La_chica_gomela's avatar

what do you mean “languages this number starts by s.” ?
i think that might be a typo…
or do you mean that the actual word six, like S – I – X is the same or similar in all those different languages?
i think prancing urchin was talking about the symbols “1, 2, 3, 4, 5, 6,” etc, but thanks for the info, pathfinder!

gailcalled's avatar

@Path; Interesting. Thanks from me, also.

Sept, sechs, zes, six, sest ,szesc, sei. Seis is 6 in both Spanish and Portuguese.

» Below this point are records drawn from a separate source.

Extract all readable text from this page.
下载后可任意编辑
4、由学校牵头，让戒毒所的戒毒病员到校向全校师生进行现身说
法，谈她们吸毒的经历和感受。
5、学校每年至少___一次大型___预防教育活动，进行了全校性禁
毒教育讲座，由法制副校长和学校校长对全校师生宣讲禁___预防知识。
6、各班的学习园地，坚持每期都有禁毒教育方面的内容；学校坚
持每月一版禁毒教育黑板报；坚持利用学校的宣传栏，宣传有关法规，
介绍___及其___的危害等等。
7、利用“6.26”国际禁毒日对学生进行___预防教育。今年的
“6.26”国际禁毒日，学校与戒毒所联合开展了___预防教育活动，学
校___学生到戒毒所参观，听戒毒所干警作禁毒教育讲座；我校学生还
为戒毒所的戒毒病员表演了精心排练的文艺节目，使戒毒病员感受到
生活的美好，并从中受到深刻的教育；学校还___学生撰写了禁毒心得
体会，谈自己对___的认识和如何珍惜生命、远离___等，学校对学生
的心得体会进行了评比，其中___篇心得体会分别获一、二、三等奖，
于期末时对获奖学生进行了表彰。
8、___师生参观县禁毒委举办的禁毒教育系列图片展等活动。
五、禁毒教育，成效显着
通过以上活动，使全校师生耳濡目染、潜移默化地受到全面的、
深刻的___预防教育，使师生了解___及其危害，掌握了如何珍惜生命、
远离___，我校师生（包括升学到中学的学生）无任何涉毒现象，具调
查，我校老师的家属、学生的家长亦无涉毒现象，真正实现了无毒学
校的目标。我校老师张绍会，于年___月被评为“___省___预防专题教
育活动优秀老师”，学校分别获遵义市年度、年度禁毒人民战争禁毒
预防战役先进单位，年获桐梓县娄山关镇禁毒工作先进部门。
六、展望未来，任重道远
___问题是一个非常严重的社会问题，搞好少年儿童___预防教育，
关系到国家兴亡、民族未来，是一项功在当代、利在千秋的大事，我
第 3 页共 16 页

In Greek it is epsilon, Xi, iota. (Diacritical marks too complicated to include.)
In Hungarian – hat.
In Romanian – sasa

La_chica_gomela's avatar

Same or similar ways of saying “six” and other numbers is an indication of these languages being descended from the same great great grandparent language Proto-Indo-European

Gail, is it acceptable to use two dashes in one word? I feel like it’s not, but linguists always seem to represent this word this way…

Another fascinating issue, (to me anyway) but a slightly different one from the numeric symbols we were discussing before, as they were borrowed from the Indian system through Arabic, while the words were never borrowed from a different culture, but inherited parent to child.

gailcalled's avatar

Your S-I-X was clear and made the point. That’s good enough for me.